Similarly to our use of a third party for accessing the Anthropic Clause models, here we will not write a wrapper libary. The example code for ths chapter is in the test code for the Swift project in the GitHub repository https://github.com/mark-watson/Ollama_swift_examples.

We use the library in the GitHub repository https://github.com/mattt/ollama-swift.

Running the Ollama Service

Assuming you have Ollama installed, download the following model that required two gigabytes of disk space:

ollama pull llama3.2:latest

When the model is downloaded it is also cached for future use on your laptop.

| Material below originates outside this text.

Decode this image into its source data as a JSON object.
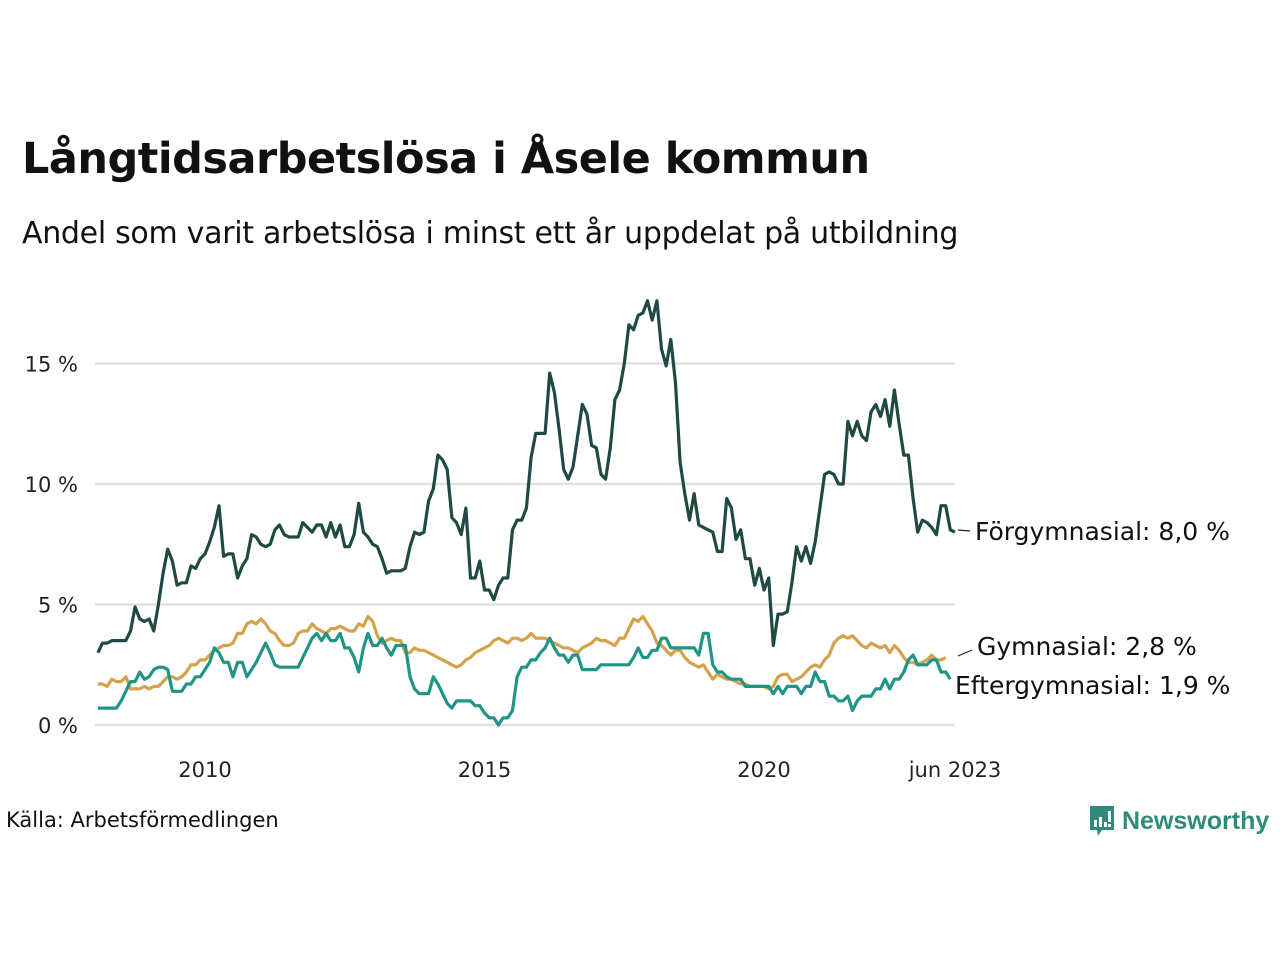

Here is the test/example code we will run:

import XCTest
import Ollama

final class Ollama_swift_examplesTests: XCTestCase {
    let text1 = "If Mary is 42, Bill is 27, and Sam is 51, what are their pairwise a\
ge differences."
    let client = Ollama.Client.default // http://localhost:11434 endpoint
    func testExample() async throws {
      let response = try await client.chat(
        model: "llama3.2:latest",
        messages: [
            .system("You are a helpful assistant who completes text and also answers\
 questions. You are always concise."),
            .user(text1),
            .user("what if Sam is 52?")
        ])
        print(response.message.content)
    }
}

The output looks like:

Pairwise age differences:

- Mary - Bill: |42 - 27| = 15
- Mary - Sam: |42 - 51| = 9
- Bill - Sam: |27 - 51| = 24

If Sam is 52:
- Mary - Bill: |42 - 27| = 15
- Mary - Sam: |42 - 52| = 10
- Bill - Sam: |27 - 52| = 25

The ollama_swift library also supports text generation. You can also do single shot text generation using the code in the previous example, but only using one user call, for example:

final class Ollama_swift_examplesTests: XCTestCase {
    let text1 = "What is the capital of Germany?"
    let client = Ollama.Client.default
    func testExample() async throws {
      let response = try await client.chat(
        model: "llama3.2:latest",
        messages: [
            .system("You are a helpful assistant who completes text and also answers\
 questions. You are always concise."),
            .user(text1),
        ])
        print(response.message.content)
    }
}

The output looks like:

The capital of Germany is Berlin.

Ollama Wrap Up

This is a short chapter but an important one. I do over half my work with LLMs running locally on my laptop using Ollama, with the rest of my work using OpenAI, Anthropic, and Groq commercial APIs.